Ideophones generally have highly specific, holistic, multisensorial meanings, as suggested by their multiword translations used in this paper (Akita, Reference Akita2012; Iida & Akita, Reference Iida, Akita, Goldwater, Anggoro, Hayes and Ong2023; Nuckolls, Reference Nuckolls, Akita and Pardeshi2019). Therefore, it might be that the relationship between prosody and ideophones’ semantic properties can be captured more intuitively in terms of specific voice quality categories, such as falsetto and creaky voice, at least more so than general prosodic features, such as f0 and intensity. The relationship between ideophones and specific voice qualities will be further explored in Experiment 3, after testing the sound-symbolic significance of pitch, intensity and duration in perception in Experiment 2.
4. Experiment 2: Perceived meaning of f0, intensity and duration
Experiment 1 demonstrated that Japanese speakers can utilize iconic prosody to highlight the meaning of ideophones. Considering that production experiments generally have a high degree of freedom, the iconic effects of each prosodic feature may manifest themselves in a clearer fashion in perception experiments. To this end, Experiments 2 and 3 examined whether Japanese speakers use iconic prosody in understanding ideophones.
4.1. Method
4.1.1. Participants
A total of 50 monolingual speakers of Japanese (female: 26; male: 24; age: 22–62; M = 42.04; SD = 9.19) were recruited on CrowdWorks. None of them participated in Experiment 1. They were paid 300 JPY for their participation.
4.1.2. Stimuli
The same set of 20 simple ideophone sentences as Experiment 1 was used, but this time without IDS-like expressions, such as papa ‘dad’, Pengin-san ‘Mr.
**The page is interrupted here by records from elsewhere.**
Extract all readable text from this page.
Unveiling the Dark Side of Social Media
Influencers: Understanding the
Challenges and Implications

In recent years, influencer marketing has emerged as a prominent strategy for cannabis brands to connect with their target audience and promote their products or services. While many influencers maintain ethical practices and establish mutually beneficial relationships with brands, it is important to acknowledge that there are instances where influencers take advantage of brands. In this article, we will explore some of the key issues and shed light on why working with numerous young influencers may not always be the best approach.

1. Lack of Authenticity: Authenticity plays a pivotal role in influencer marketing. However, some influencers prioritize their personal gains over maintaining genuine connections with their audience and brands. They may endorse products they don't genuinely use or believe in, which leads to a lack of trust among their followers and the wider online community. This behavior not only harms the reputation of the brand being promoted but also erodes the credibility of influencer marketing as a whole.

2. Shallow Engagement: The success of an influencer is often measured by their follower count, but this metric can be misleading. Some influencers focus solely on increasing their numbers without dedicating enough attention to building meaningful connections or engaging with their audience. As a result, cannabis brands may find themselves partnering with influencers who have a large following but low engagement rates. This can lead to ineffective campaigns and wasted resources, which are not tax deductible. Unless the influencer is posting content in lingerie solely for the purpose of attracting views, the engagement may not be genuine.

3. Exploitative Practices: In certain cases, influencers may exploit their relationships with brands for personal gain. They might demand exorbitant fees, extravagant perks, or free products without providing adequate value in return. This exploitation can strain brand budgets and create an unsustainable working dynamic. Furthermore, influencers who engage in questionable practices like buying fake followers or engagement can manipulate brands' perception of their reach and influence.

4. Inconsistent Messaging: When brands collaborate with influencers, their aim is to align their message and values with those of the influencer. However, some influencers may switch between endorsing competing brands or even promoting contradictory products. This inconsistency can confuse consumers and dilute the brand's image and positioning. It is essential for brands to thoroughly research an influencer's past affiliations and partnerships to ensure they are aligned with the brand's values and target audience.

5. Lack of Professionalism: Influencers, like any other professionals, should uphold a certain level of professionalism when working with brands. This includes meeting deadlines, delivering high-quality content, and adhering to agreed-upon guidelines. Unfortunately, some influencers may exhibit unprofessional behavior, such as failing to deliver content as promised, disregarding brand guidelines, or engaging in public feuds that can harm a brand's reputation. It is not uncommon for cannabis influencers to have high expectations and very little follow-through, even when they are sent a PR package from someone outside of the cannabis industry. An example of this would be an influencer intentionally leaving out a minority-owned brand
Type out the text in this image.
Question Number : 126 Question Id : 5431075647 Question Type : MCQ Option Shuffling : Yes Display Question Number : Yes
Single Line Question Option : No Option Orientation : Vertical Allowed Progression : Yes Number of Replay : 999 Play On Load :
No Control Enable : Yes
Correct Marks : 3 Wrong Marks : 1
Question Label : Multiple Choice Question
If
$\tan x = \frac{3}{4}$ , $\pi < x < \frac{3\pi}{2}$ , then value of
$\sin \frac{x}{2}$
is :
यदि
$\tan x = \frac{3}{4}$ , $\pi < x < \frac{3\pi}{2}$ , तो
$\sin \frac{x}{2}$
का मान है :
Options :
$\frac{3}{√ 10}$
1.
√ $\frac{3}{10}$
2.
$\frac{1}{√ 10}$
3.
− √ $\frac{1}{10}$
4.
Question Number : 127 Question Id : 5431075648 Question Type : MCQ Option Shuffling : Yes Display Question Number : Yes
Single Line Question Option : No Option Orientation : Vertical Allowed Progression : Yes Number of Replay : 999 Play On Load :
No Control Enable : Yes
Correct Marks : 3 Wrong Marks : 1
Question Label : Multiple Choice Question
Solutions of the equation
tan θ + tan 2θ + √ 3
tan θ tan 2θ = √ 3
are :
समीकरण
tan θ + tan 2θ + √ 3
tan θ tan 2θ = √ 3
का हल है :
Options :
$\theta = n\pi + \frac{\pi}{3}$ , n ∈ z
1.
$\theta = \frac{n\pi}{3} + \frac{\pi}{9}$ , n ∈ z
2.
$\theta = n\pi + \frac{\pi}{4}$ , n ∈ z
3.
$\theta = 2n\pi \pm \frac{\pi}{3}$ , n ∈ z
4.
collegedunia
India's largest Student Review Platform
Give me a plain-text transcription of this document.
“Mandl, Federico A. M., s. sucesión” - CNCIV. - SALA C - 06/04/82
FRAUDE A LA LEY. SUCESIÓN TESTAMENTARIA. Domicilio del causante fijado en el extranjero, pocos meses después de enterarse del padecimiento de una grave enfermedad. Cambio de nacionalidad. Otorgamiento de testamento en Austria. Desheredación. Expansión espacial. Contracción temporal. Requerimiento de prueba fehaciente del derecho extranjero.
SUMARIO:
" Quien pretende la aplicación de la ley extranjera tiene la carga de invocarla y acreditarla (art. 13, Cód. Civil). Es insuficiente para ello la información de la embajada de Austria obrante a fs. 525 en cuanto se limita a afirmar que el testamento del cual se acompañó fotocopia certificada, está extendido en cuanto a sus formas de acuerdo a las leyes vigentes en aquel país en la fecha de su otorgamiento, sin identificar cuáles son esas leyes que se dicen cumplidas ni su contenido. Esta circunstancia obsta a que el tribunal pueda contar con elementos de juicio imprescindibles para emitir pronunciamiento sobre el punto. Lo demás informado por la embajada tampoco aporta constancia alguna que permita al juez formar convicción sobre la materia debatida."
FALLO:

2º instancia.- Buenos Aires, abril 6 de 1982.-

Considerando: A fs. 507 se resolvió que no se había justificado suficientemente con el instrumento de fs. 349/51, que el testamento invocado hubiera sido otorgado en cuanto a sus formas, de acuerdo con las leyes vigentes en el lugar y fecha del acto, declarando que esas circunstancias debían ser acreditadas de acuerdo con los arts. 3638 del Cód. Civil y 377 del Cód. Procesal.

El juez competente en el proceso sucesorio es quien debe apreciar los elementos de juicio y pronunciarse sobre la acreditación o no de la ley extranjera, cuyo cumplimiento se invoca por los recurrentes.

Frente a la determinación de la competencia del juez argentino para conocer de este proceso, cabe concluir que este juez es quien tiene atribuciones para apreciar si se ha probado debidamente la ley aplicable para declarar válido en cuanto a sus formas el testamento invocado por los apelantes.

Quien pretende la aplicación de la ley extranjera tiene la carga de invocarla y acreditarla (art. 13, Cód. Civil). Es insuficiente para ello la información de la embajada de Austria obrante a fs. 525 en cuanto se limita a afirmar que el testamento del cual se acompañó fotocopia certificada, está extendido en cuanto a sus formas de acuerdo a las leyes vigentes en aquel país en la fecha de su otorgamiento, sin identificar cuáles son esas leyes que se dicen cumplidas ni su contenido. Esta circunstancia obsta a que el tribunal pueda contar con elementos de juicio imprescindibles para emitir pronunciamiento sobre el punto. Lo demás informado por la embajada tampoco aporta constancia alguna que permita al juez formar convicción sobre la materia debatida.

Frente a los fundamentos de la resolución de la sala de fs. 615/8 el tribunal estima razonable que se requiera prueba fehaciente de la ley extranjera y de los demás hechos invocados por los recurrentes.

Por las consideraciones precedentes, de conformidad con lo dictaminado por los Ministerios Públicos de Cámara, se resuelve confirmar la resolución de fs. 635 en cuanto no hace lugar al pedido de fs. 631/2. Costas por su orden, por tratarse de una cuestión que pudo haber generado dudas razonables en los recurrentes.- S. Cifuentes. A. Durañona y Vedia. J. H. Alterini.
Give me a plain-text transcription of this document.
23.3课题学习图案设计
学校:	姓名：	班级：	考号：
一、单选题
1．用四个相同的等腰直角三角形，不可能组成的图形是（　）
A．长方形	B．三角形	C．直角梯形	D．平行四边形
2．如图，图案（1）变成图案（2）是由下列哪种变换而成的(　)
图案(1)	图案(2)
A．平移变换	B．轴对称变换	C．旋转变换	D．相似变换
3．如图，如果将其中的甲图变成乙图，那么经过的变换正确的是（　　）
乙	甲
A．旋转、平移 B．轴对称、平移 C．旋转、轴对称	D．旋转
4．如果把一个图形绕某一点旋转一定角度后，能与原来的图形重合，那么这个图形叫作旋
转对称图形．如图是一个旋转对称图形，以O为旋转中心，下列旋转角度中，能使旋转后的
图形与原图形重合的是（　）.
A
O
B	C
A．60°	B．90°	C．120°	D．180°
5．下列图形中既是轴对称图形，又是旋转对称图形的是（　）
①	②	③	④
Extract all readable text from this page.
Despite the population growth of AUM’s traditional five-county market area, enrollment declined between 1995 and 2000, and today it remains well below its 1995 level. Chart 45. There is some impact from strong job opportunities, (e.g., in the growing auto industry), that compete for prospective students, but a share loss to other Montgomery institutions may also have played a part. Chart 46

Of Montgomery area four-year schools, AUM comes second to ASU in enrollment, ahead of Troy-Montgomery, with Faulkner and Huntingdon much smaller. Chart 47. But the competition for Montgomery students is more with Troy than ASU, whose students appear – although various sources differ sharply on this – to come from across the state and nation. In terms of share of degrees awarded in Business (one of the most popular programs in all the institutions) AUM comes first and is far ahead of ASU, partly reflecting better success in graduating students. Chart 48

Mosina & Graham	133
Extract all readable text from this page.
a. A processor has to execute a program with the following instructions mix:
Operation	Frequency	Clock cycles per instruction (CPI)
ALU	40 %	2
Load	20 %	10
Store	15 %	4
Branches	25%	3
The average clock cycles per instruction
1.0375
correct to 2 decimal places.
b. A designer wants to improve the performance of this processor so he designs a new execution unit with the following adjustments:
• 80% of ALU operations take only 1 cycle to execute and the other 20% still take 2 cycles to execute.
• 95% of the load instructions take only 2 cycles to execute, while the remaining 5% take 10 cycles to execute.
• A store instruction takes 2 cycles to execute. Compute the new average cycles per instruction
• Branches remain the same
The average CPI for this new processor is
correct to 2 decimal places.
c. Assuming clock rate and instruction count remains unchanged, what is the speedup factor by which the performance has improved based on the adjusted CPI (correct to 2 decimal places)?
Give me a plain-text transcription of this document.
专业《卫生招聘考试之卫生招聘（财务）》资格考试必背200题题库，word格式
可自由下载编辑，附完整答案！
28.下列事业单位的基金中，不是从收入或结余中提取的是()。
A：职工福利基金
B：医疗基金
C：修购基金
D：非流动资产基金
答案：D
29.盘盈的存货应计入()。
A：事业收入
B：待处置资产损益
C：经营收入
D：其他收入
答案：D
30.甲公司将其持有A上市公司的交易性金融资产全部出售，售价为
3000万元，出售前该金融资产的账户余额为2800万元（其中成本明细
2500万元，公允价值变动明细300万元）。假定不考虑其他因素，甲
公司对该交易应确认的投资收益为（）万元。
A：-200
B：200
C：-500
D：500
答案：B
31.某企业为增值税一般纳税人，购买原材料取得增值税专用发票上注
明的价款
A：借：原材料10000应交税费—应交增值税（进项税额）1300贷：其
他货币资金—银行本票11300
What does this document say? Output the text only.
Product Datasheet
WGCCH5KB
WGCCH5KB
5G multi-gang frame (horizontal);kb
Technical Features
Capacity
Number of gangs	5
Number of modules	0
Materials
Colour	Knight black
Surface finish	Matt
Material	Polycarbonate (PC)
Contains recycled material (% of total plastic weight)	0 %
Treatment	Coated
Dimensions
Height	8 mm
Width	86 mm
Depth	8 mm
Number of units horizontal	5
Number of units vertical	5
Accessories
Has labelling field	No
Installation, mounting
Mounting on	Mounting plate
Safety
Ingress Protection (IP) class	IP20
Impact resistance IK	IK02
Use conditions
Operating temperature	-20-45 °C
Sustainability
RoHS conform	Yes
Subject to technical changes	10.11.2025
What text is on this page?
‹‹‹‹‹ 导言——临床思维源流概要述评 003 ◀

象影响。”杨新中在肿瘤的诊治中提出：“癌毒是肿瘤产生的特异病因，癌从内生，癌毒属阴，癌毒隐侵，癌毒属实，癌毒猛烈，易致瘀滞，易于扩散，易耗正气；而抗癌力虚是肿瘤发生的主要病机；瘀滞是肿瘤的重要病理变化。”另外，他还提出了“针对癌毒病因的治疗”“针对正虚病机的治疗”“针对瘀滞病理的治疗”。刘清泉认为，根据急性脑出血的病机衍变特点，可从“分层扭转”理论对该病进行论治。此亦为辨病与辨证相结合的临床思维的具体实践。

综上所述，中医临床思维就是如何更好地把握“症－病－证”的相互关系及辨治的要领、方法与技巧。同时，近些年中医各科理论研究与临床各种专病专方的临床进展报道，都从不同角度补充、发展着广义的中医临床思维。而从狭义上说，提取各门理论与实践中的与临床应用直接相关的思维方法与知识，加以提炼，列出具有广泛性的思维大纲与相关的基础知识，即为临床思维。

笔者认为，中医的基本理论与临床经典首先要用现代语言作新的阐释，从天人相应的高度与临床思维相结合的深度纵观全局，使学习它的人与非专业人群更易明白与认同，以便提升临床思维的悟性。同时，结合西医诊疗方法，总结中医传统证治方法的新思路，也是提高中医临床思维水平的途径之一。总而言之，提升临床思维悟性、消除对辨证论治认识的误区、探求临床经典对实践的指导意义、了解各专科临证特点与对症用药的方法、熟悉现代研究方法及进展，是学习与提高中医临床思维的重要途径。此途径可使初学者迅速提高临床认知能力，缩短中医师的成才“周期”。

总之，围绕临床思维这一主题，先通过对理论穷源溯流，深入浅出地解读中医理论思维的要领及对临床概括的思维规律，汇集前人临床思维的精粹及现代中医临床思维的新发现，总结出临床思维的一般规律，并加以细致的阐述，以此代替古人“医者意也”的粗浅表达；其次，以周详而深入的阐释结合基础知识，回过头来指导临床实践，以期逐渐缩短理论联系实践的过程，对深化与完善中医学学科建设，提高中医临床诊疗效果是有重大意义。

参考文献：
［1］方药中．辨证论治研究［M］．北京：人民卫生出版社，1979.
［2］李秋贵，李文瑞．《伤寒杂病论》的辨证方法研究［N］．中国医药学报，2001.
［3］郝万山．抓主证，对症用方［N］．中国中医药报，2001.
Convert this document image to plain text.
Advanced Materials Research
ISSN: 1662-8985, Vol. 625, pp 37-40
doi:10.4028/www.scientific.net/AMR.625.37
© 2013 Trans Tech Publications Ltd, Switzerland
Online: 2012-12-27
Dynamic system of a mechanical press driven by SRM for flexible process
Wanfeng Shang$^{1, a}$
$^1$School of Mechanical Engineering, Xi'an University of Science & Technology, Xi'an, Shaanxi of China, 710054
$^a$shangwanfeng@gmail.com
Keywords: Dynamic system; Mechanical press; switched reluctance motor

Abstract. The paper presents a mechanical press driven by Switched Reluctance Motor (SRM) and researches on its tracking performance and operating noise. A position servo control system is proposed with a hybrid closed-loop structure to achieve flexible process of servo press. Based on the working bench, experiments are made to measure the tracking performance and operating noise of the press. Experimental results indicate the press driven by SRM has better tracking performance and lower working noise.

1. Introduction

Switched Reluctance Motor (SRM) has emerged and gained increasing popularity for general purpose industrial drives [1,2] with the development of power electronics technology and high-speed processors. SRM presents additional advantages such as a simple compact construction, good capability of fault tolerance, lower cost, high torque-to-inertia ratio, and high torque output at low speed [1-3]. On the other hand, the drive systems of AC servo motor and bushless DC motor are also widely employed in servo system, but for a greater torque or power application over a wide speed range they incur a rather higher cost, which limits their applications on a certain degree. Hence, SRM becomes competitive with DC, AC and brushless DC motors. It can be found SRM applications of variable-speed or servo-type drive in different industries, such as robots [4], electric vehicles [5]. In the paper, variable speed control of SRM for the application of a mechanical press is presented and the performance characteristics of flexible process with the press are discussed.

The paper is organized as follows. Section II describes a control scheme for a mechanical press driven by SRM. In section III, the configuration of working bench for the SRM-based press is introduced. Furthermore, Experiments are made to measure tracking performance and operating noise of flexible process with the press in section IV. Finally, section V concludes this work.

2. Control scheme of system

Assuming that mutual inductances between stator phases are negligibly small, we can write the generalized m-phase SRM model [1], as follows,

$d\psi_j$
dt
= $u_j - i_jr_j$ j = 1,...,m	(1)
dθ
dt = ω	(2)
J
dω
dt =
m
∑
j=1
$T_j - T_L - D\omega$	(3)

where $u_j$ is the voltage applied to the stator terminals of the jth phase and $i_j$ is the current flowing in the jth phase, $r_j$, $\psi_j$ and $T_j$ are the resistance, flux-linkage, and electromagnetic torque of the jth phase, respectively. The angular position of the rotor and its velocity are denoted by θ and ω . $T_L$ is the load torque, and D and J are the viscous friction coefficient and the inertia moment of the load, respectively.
Penguin’ and the sentence-final particle -ne, which conveys ‘a soft tone of voice’. The first author, who is a male native speaker of Japanese, pronounced all ideophones in eight (2 x 2 x 2) distinct prosodic patterns: high (M = 145.10 Hz, SD = 5.16) versus low f0 (M = 118.86 Hz, SD = 2.99), high (M = 66.99 dB, SD = 1.83) versus low intensity (M = 63.04 dB, SD = 1.51) and long (M = 0.57 s, SD = 0.03) versus short duration (M = 0.42 s, SD = 0.02). Long pronunciation involved an extra-long V2, as in pukaaaQ, a strategy that is commonly found in the emphatic usage of ideophones. The same recording of the non-ideophonic part of each sentence, which was pronounced in normal tones, was used for all eight pronunciations of each ideophone. All the sound files are available at the project’s OSF repository mentioned above.
The sentences were presented in a random order, one sentence per page, on Google Forms, but the order of the eight audio files, labeled ‘A’ to ‘H’, was fixed due to the technical limitations of the platform: A: high f0–high intensity–long duration; B: high–high–short; C: high–low–long; D: high–low–short; E: low–high–long; F: low–high–short; G: low–low–long; and H: low–low–short.
4.1.3. Procedure
The participants were instructed to wear headphones or earphones and perform the task alone in a quiet environment. They were also instructed to listen to each recording as many times as they liked and choose the most suitable (or, if all sounded unnatural, most acceptable) pronunciation, from A to H, for the sentence.
4.1.4. Analysis
Separate Bayesian logistic regression models were fit for f0 (high [A, B, C, D] versus low [E, F, G, H]), intensity (high [A, B, E, F] versus low [C, D, G, H]) and duration (long [A, C, E, G] versus short [B, D, F, H]). The two mean semantic ratings (speed and pleasantness) for the ideophones, initial voicing and V2 were included as fixed effects, a random intercept of participant as well as random slopes for the two semantic ratings, initial voicing and V2. We used default weakly informative priors for the intercept and group-level SDs. In the f0 model, four MCMC chains were run with 5,000 iterations each, of which the first 4,000 were discarded as warm-ups. In the intensity and duration models, four MCMC chains were run with 3,000 iterations each, of which 2,000 iterations were warm-up iterations. Convergence was assessed via R-hat statistics (R-hat values = 1.00) and visual inspection of trace plots. The other details are identical to those in Experiment 1. See the R Markdown file for further details.
4.2. Results
In general, we observe those patterns that accord well with the overall results of Experiment 1. Figure 7 shows the proportions of high- and low-frequency choices for each ideophone. High f0 was preferred for ideophones with initial voiceless obstruents, which generally represent fast and pleasant motion, such as pyokoQ ‘a little frog hopping once’, and low f0 was preferred for those with initial voiced obstruents, which represent slow and unpleasant motion, such as goroQ ‘a heavy object rolling once, lying down’.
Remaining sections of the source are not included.